Selalu ucapkan terimakasih kepada sang pemberi, 

lalu teguk isi slokimu dan ambil hikmahnya sebijaksana mungkin.        


Rabu, 21 Juli 2021

KEHIDUPAN DALAM ANIMASI

 Unek-unek cak getuk kali ini mewakili akar rumput yang mencurahkan keprihatinan lantaran situasi yang semakin hari semakin tidak mengasyikan.

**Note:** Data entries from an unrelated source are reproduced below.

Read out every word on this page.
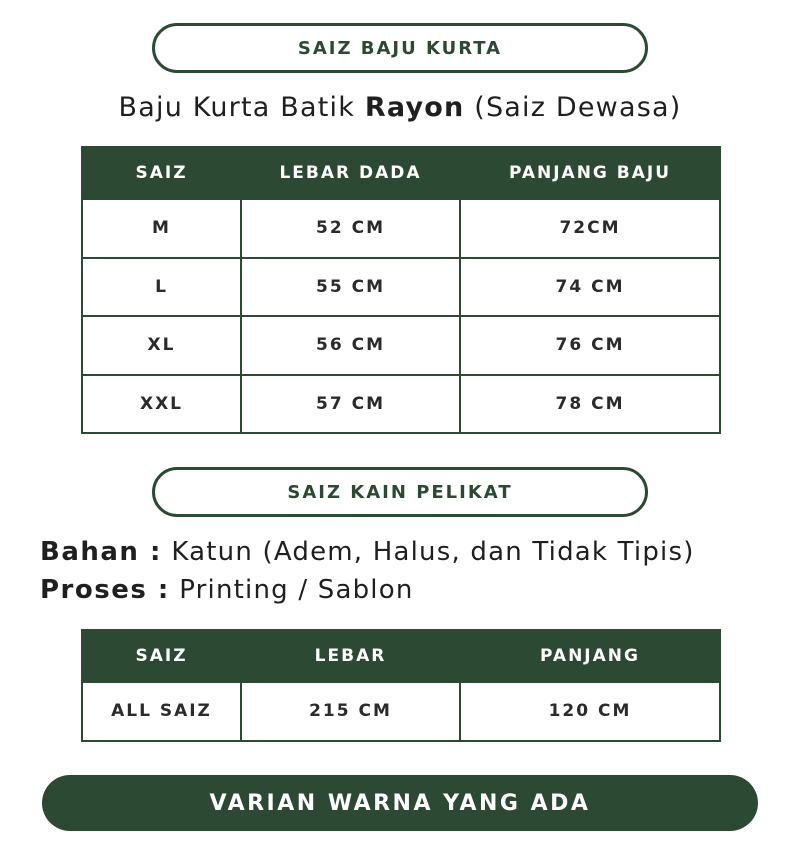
SAIZ BAJU KURTA
Baju Kurta Batik Rayon (Saiz Dewasa)
SAIZ	LEBAR DADA	PANJANG BAJU
M	52 CM	72CM
L	55 CM	74 CM
XL	56 CM	76 CM
XXL	57 CM	78 CM
SAIZ KAIN PELIKAT
Bahan : Katun (Adem, Halus, dan Tidak Tipis)
Proses : Printing / Sablon
SAIZ	LEBAR	PANJANG
ALL SAIZ	215 CM	120 CM
VARIAN WARNA YANG ADA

 Usaha harian, hasilnya semakin tidak jelas saja. kebutuhan hidup harus dipenuhi. Bayar listrik, bayar kontrakan, bayar tagihan bank keliling, sampai biaya sekolah swasta anak. mereka menolak dibayar dengan masker plus sertifikat fucksin. Semuanya harus dengan uang cast..(hadeh)

TENTUKAN PILIHANMU
 Mau curhat kepada Gusti Allah secara berjamaah, dilarang. Sarana ibadah ditutup. Alasannya memutus matarantai penyebaran corona...(aneh). Virus kok ditakuti..! Bukankah virus itu sudah ada dari dulu dan sudah seliweran. Di tahun 2000an di negara lain sibuk dengan, ebola, sars, flu burung, flu hongkong dan sebagainya.. Pemerintah santai aja, mediapun tidak meneror dengan propagandanya dan kami para akar rumput tidak terganggu, pedagang asongan normal jualan, anak-anak bisa sekolah dan tamasya, setiap ritual Hari Raya kami beribadah dengan khidmat.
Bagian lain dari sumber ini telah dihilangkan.